Architect Cory Buckner is an advocate for the preservation of Crestwood Hills, a neighbourhood famed for its rare selection of houses from some of the world’s most famous mid-century modernist architects. Today Cory tells us more about her personal involvement in the community including the restoration of the striking Riley Residence.
Can you tell us a bit about Crestwood Hills and why it is important to preserve the legacy of the architects who imagined it?
Located in Brentwood, Crestwood Hills, was to be the only successful large-scale cooperative housing development in postwar Southern California. Developed from 1947-1951 by the Mutual Housing Association (MHA).

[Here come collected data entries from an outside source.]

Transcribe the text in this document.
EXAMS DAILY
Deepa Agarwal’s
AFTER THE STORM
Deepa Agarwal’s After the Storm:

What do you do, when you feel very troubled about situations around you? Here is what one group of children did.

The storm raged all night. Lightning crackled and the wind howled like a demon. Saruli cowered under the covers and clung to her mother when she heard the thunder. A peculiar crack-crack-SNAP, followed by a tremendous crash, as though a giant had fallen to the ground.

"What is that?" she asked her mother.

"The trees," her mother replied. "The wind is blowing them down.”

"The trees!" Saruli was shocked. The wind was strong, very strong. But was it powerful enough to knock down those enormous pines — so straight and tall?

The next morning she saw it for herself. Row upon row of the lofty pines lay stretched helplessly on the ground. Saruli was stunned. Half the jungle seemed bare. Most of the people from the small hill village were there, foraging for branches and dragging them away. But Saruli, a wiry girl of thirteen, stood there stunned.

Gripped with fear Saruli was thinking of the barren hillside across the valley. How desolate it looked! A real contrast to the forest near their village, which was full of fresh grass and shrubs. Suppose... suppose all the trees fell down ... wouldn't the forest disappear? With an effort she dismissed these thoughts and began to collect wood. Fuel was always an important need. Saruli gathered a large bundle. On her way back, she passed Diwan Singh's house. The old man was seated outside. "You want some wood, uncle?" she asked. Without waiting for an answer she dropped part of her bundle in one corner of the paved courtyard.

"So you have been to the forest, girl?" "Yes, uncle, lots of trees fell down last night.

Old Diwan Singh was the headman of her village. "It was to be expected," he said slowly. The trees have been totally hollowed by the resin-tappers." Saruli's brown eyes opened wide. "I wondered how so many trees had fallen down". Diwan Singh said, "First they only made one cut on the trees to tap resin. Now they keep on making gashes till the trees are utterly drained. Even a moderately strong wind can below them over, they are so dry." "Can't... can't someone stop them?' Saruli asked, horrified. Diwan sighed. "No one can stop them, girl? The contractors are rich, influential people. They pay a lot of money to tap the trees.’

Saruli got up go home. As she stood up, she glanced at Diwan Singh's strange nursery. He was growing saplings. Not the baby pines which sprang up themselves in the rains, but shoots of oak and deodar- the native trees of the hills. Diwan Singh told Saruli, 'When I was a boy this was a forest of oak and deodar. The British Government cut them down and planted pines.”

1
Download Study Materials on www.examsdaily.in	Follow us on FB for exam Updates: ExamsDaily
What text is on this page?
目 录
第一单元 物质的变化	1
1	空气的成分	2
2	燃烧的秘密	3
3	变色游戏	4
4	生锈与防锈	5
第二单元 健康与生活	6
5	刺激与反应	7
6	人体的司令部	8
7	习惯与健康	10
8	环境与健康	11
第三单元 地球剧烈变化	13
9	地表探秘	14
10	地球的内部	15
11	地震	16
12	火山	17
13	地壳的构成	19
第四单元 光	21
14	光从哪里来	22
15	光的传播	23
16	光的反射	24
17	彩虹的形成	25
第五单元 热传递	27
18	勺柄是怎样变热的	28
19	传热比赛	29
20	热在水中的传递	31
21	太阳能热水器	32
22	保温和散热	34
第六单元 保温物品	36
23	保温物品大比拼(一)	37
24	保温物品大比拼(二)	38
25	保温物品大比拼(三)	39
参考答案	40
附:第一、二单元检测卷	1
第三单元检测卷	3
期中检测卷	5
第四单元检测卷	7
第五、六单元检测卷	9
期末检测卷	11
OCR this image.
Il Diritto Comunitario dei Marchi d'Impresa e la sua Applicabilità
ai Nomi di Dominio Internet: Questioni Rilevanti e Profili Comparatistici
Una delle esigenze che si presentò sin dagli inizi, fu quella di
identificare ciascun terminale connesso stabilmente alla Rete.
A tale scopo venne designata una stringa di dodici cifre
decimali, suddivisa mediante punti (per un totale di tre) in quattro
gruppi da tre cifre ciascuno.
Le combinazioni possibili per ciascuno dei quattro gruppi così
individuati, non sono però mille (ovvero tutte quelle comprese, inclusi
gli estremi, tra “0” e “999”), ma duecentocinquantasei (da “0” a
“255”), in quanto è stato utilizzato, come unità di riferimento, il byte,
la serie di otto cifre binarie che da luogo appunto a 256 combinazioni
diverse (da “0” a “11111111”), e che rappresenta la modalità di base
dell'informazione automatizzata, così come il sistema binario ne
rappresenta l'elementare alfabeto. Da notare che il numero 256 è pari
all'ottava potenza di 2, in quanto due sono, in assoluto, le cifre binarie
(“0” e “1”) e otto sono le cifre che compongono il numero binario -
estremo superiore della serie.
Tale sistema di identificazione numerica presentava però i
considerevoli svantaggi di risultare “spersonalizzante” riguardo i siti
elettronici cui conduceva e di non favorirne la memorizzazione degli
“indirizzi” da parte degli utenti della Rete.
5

In an unusual approach to development, the 800-acre development was planned with the best land given over to the communal facilities: most on hillside land with views of Santa Monica Bay and the city.
The MHA brought together many of the leading figures in post-war Southern California. Architect Richard Neutra and other modernist architects were interviewed in the early stages of the planning process.
The houses they designed are oriented at odd angles to each other and each with a private open space in back, and a public face on the street.
Eventually, 80 of the original MHA designs were built. The Bel Air Fire in 1960 reduced this number to 45 and over the years other remaining houses were demolished or remodeled beyond recognition, which reduced the number even further.
When my late husband, Nick Roberts, and I moved into the neighborhood in 1994, we decided to start a preservation movement. Through time we were able to draw media attention to the uniqueness of the community and the architecture.
There are now 30 of the original designs and currently 19 of the remaining houses have been declared historic monuments with the City of Los Angeles.
Following on from that, what are the peculiarities of the Riley Residence compared to other houses in the area?
The original house purchased by Margaret Riley was a typical ranch style house positioned on the site with no deference to the view.
The neglected house sat on a beautiful piece of property and was just a few doors away from Crestwood Hills. A good friend of Margaret’s owned one of the original MHA mid-century houses that I had helped remodel. She recommended me to Margaret and we agreed that the existing house was not distinguished in any way and was demolished down to one or two standing walls.
Can you tell us a bit about the story of the Riley House and its owners?
My client, Margaret Riley, was a single woman with an eye to the future and a great interest in mid-century design. The program for the Riley Residence called for a house large enough for three bedrooms, a den, and a study upstairs, which could be converted easily to a guest quarters for a visiting niece.
The large lot is on busy Tigertail Road, and slopes to the rear with a grove of stately oak trees. The master suite and living room face the grove.
With the addition of a second story used as a study, the owners are now able to enjoy the spectacular Santa Monica Bay view to the southwest that had been not been visible from the existing one-story house.
Which features you saved and which ones were updated? Was it a conservative restoration or focused on updating for the modern living?
We saved no features from the existing house. Only two walls remained once demolition was completed. The project was a complete update to modern living but with a nod to the postwar modernist sensibility.
An existing two-story boxy house built across the street blocked the view of Santa Monica Bay from the existing first floor of the Tigertail house. Capturing this view by adding a second story seemed the logical approach.
What was the first question you asked to yourself when you got the assignment?
I saw immediately that the existing house had completely ignored the spectacular view to the southwest, so my first question was whether Margaret agreed that there was very little of the existing house worth keeping.
How important was the contribution of your clients, if there was any?
My client’s contribution to a project is always crucial. The design process involves both the architect and the owner in such a way that there is constant dialog and an end product that not only solves the client’s program but is something I am proud to have in my portfolio.
I was fortunate in that Margaret selected a very compatible interior designer, Gillian Lefkowitz, to work with the project early on. Margaret is a professional and is very respectful of the work of other professionals. She let both Gillian and me be creative within the program.
What advice would you give to someone who wants to buy a mid-century house today?
Be aware that most mid-century modernist houses were designed for servant less families of moderate income who did not mind two children to a bedroom. The needs of a family today quickly outgrow many of these older houses quickly and then the urge to remodel takes over. Great care should be taken to not deviate to far from the original structure and finishes of the existing house.
What advice would you give to new mid-century house owners who want to renovate their property?
If possible, live in the house at least six months. Many areas considered in need of expansion may prove to be acceptable with minor adjustments. Try to keep with color and material palettes of the time and hire an architect who is sensitive to this particular style of architecture.